Collaborative & Reproducible Research

Lesson 3 with Ian Carroll

Collaboration & Code

As your research project moves from conception, through data collection, modeling and analysis, to publishing and other forms of dissemination, it’s components can fracture, lose their development history, and—worst of all—become conflicted or lost. This lesson introduces strategies for structuring your collaboration, focusing on the core principle of “version control” (VC) and the related software and cloud solutions. The main objective is to demonstrate that version control is much more than history, it is how distributed teams can work efficiently on a shared codebase and is widespread in reproducible research.

A cloud hub stores project files and their history. Researchers are spokes on the wheel, each working on a local repository. Project integrity is maintained by rules for synchronizing commits between the hub and spokes when users execute a push or pull.

Top of Section

Lesson Objectives

By cultivating new habits for scripting, documenting, and committing, much of the research cycle can be made reproducible.

Credit: Philip Guo

Learn about software repositories
See that VC equals efficient communication
Identify attributes of reproducible research
See how RStudio + git facilitate collaboration

Specific Achievements

Make “commits” to a repository with git
“Push” and “pull” project work to GitHub
“Merge” your work with a collaborator’s via GitHub

Top of Section

Reproducible Pipeline

The result of reproducible research is more than a published paper, it includes the whole data-to-document pipeline. In a typical socio-environmental synthesis project, a finished pipeline ideally includes the following steps:

Aquire raw data from online repository.
Extract, transform, and load data into storage for analysis.
Perform data analysis (e.g. model inference) and visualization.
Update documentation and reports.
Publish results, including reports, data and code/software.
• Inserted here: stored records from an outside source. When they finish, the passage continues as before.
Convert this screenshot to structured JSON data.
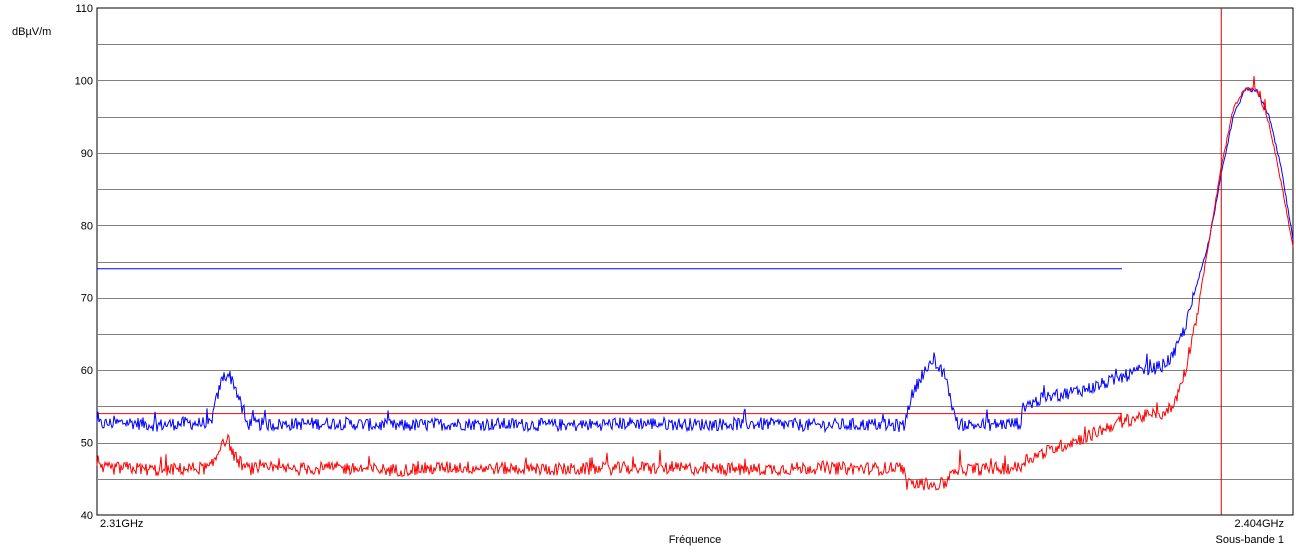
{
  "chart_data": {
    "type": "line",
    "title": "",
    "ylabel": "dBµV/m",
    "xlabel": "Fréquence",
    "x_start_label": "2.31GHz",
    "x_end_label": "2.404GHz",
    "x_end_sublabel": "Sous-bande 1",
    "xlim": [
      2.31,
      2.41
    ],
    "ylim": [
      40,
      110
    ],
    "y_ticks": [
      40,
      50,
      60,
      70,
      80,
      90,
      100,
      110
    ],
    "grid": true,
    "marker_x": 2.404,
    "colors": {
      "peak": "#0000ff",
      "average": "#ff0000",
      "marker": "#cc0000",
      "grid": "#808080"
    },
    "limit_lines": [
      {
        "color": "#0000ff",
        "x": [
          2.31,
          2.3957
        ],
        "y": [
          74,
          74
        ]
      },
      {
        "color": "#ff0000",
        "x": [
          2.31,
          2.3957
        ],
        "y": [
          54,
          54
        ]
      }
    ],
    "series": [
      {
        "color": "#0000ff",
        "x": [
          2.31,
          2.3125,
          2.315,
          2.3175,
          2.3195,
          2.32,
          2.3205,
          2.321,
          2.3215,
          2.3225,
          2.325,
          2.33,
          2.335,
          2.34,
          2.345,
          2.35,
          2.355,
          2.36,
          2.365,
          2.37,
          2.375,
          2.3775,
          2.378,
          2.379,
          2.38,
          2.381,
          2.3815,
          2.382,
          2.3825,
          2.383,
          2.385,
          2.3873,
          2.3874,
          2.389,
          2.391,
          2.393,
          2.395,
          2.397,
          2.399,
          2.4,
          2.401,
          2.402,
          2.403,
          2.404,
          2.405,
          2.406,
          2.407,
          2.408,
          2.409,
          2.41
        ],
        "y": [
          52.5,
          52.8,
          52.4,
          52.7,
          52.6,
          56,
          59,
          59.5,
          58,
          52.6,
          52.5,
          52.7,
          52.3,
          52.6,
          52.5,
          52.4,
          52.7,
          52.5,
          52.6,
          52.4,
          52.5,
          52.3,
          56,
          59.5,
          61,
          59,
          55,
          52.2,
          52.6,
          52.4,
          52.5,
          52.7,
          55,
          56,
          56.8,
          57.5,
          58.6,
          59.8,
          60.5,
          62,
          66,
          72,
          78,
          87,
          95,
          98.8,
          98.5,
          95,
          88,
          78
        ]
      },
      {
        "color": "#ff0000",
        "x": [
          2.31,
          2.3125,
          2.315,
          2.3175,
          2.3195,
          2.32,
          2.3205,
          2.321,
          2.3215,
          2.3225,
          2.325,
          2.33,
          2.335,
          2.34,
          2.345,
          2.35,
          2.355,
          2.36,
          2.365,
          2.37,
          2.375,
          2.3775,
          2.3776,
          2.379,
          2.38,
          2.381,
          2.3815,
          2.382,
          2.3825,
          2.383,
          2.385,
          2.3873,
          2.3874,
          2.389,
          2.391,
          2.393,
          2.395,
          2.397,
          2.399,
          2.4,
          2.401,
          2.402,
          2.403,
          2.404,
          2.405,
          2.406,
          2.407,
          2.408,
          2.409,
          2.41
        ],
        "y": [
          46.3,
          46.5,
          46.2,
          46.4,
          46.5,
          48,
          50.5,
          50.2,
          48,
          46.4,
          46.3,
          46.5,
          46.2,
          46.6,
          46.4,
          46.3,
          46.5,
          46.4,
          46.3,
          46.5,
          46.4,
          46.5,
          44.2,
          44.3,
          44.1,
          44.4,
          46.3,
          46.2,
          46.4,
          46.3,
          46.4,
          46.6,
          47.5,
          48.5,
          49.8,
          51,
          52.5,
          53.5,
          54,
          55,
          60,
          68,
          78,
          88,
          96,
          98.9,
          98.6,
          94,
          86,
          77
        ]
      }
    ]
  }
}
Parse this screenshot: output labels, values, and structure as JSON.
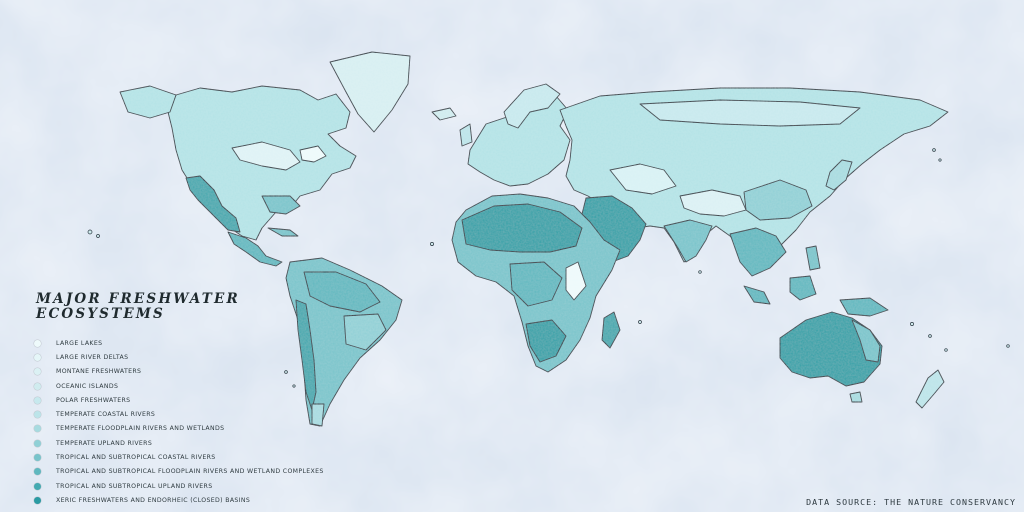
{
  "legend": {
    "title_line1": "Major Freshwater",
    "title_line2": "Ecosystems",
    "items": [
      {
        "label": "Large Lakes",
        "color": "#eefafb"
      },
      {
        "label": "Large River Deltas",
        "color": "#e5f6f8"
      },
      {
        "label": "Montane Freshwaters",
        "color": "#dbf1f4"
      },
      {
        "label": "Oceanic Islands",
        "color": "#d0ecef"
      },
      {
        "label": "Polar Freshwaters",
        "color": "#c7e9ee"
      },
      {
        "label": "Temperate Coastal Rivers",
        "color": "#bce4e9"
      },
      {
        "label": "Temperate Floodplain Rivers and Wetlands",
        "color": "#a7dbe0"
      },
      {
        "label": "Temperate Upland Rivers",
        "color": "#90d0d6"
      },
      {
        "label": "Tropical and Subtropical Coastal Rivers",
        "color": "#78c4cb"
      },
      {
        "label": "Tropical and Subtropical Floodplain Rivers and Wetland Complexes",
        "color": "#5fb8bf"
      },
      {
        "label": "Tropical and Subtropical Upland Rivers",
        "color": "#44aab1"
      },
      {
        "label": "Xeric Freshwaters and Endorheic (Closed) Basins",
        "color": "#2a9ba3"
      }
    ]
  },
  "source": "Data Source: The Nature Conservancy",
  "colors": {
    "ocean": "#d9e3f0",
    "land_default": "#b3e3e6",
    "land_dark": "#2fa0a7",
    "outside_data": "#b8bfcc",
    "coastline": "#2b3740"
  }
}
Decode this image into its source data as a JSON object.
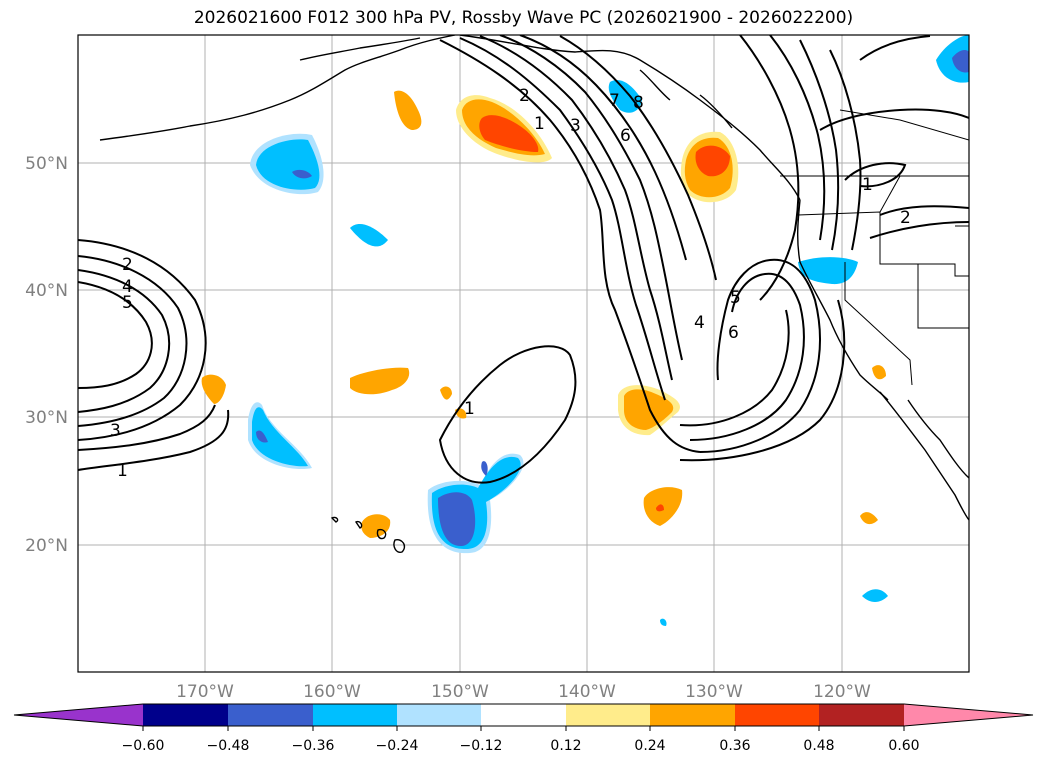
{
  "title": "2026021600 F012 300 hPa PV, Rossby Wave PC (2026021900 - 2026022200)",
  "latitude_labels": [
    "50°N",
    "40°N",
    "30°N",
    "20°N"
  ],
  "longitude_labels": [
    "170°W",
    "160°W",
    "150°W",
    "140°W",
    "130°W",
    "120°W"
  ],
  "colorbar": {
    "ticks": [
      "−0.60",
      "−0.48",
      "−0.36",
      "−0.24",
      "−0.12",
      "0.12",
      "0.24",
      "0.36",
      "0.48",
      "0.60"
    ],
    "colors": [
      "#9933cc",
      "#00008b",
      "#3a5fcd",
      "#00bfff",
      "#b0e2ff",
      "#ffffff",
      "#ffec8b",
      "#ffa500",
      "#ff4500",
      "#b22222",
      "#ff88aa"
    ]
  },
  "contour_labels": [
    "2",
    "1",
    "3",
    "6",
    "7",
    "8",
    "1",
    "2",
    "2",
    "4",
    "5",
    "3",
    "1",
    "1",
    "4",
    "5",
    "6"
  ]
}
The pipeline is a direct path through the research cycle, avoiding all its twists and turns, so others may reproduce your final analysis.

Credit: Philip Guo

A UC Berkeley professor who is a strong advocate for open science, Carl Boettiger, has released several reproducible pipelines on GitHub. For example, check out his work leading up to the paper “Pretty Darn Good Control” in the project pdg_control.

Top of Section

RStudio + git

Login to your RStudio Server account and upload handouts.zip. Click on handouts/handouts.Rproj to open the directory as a project.

RStudio provides a GUI to the core tools provided by git. Every folder that contains a “*.Rproj” file is an RStudio project (simply a collection of files and configuration settings). We use git to turn our project into a “repository”, a term from the software development community that encompases a project along with its development history.

Initialize git

Convert your RStudio project to a git repository by enabling version control, available from the menu bar under “Tools” > “Version Control” > “Project Setup”.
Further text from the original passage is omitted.